Visually the scene was beautiful. Badly hinged, ill-joined boards, the door had been closed against the wind. The flame of the paraffin lamp flickered. Light played across the prematurely aged faces of the married couple; and the pale regularity of the little girls' features, which the excitement of a stranger exploded into giggles, ineffectually smothered by a handful of dress clasped to the mouth, before solemnity returned without parental admonition. Loneliness was sabotaged. The irony of the situation was compounded by the fact that thought had robbed me of all appetite whatsoever. Five years later I was eating more easily among very poor people.

 

The visit to this family was in return for an unexpected visit paid me by Niñ and his father some months previously, early one evening during Ramadan. Might they spend the night? Of course.

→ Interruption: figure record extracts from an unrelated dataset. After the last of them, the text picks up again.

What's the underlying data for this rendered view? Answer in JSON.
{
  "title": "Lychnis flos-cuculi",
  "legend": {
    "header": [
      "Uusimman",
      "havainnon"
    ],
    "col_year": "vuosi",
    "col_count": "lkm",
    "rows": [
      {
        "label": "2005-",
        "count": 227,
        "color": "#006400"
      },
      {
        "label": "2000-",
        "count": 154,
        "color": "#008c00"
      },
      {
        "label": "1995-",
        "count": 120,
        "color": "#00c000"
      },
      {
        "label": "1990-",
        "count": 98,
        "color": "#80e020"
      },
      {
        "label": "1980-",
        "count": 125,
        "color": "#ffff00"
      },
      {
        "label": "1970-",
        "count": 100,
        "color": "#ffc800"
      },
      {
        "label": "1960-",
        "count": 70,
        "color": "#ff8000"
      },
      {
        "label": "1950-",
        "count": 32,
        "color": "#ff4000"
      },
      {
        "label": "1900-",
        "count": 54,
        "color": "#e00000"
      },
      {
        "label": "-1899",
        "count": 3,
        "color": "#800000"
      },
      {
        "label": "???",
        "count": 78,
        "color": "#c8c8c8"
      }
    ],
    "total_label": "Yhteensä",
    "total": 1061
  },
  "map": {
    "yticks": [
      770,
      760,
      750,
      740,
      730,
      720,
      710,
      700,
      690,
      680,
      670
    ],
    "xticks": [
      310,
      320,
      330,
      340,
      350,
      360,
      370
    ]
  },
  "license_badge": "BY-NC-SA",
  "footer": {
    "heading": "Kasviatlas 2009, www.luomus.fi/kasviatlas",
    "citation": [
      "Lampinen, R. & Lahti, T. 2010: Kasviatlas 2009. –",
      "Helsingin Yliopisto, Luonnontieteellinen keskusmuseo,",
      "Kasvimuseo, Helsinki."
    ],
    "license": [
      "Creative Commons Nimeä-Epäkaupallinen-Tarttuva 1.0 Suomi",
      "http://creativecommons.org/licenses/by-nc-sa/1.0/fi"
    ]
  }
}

But there were elements of farce to follow,

Staying with me already were a young English doctor and his girlfriend. The Moroccan countryman's first experience of the English (and probably any
Nsara
- Christians) at home was arriving in the middle of a cocktail party. Introducing my Moslem guests to the English couple, I made for the kitchen to prepare mint tea, and stopped dead. The newcomers couldn't be offered so much as a cheese straw. The sun was still horribly high in the sky. Until it set, and the cannon boomed from Tangier's harbour, the Moroccans wouldn't accept even a glass of water.